Uma vez que a ação passa para a mítica Manderley, mansão de Maximilian De Winter onde a segunda esposa vai travar combate com a quimera da primeira, morta e perfeita na memória de todos, a história se torna familiar e reconhecível. Mas o pior, frustrante pela surpreendente timidez de um diretor ousado no plano formal, agora trabalhando como um estreante deslumbrado com o enorme orçamento à disposição e medo não menor de desagradar uma produtora que dá as cartas e distribui chaves para uma fila grande de realizadores que estão migrando das salas de cinema para as salas de estar, via plataformas.

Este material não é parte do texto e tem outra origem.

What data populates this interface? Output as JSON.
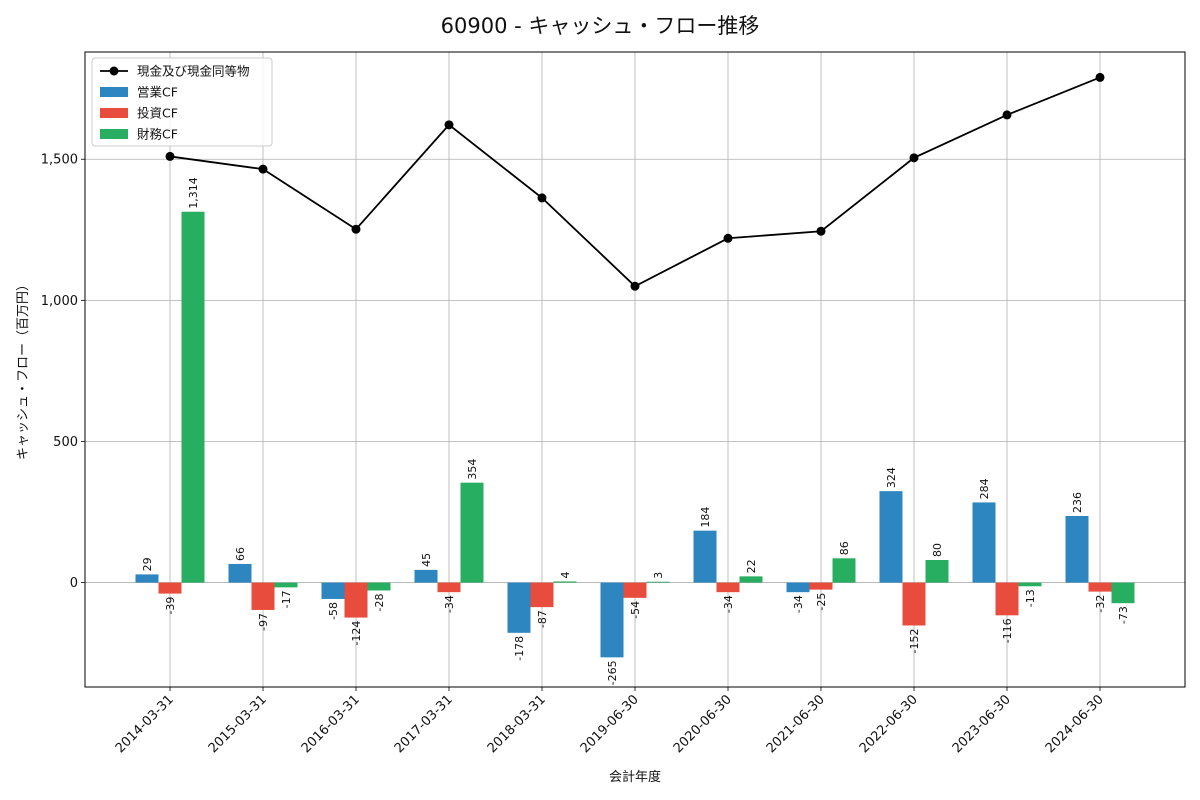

Ben Weathley consegue (afinal) um foco interessante. Para além do romance e do filme original, a noção da figura reprimida e do trauma romântico que carregamos em cada novo relacionamento é igualmente relevante na sociedade moderna e nos rituais de conquista. Roteiristas (são três) e diretor enfatizam essa leitura, expondo todo o subtexto. Mas o filme derrapa no essencial: a “materialidade” do espectro da morta todo-poderosa. A onipresente ausência de Rebecca não é melodramaticamente forte para torná-la tão inesquecível, ou tão ambígua, ou tão insondável quanto pretendem fazê-la. Ou como era a assombração permanente na vida miserável do personagem de Joan Fontaine em 1940.

Aliás , falando em protagonistas, Laurence Olivier e Joan Fontaine são o casal da primeira versão. Armie Hammer (por que sempre penso que se parece com Rock Hudson ?)_e Lilly James fazem o que podem para preencher os perfis, mas... Já Kristin Scott Thomas, em sua homo-afetiva fidelidade quase necrófila, está à altura de Dame Judith Anderson, a governanta Sra. Danvers original – transpira esnobismo em papel que nasceu para interpretar.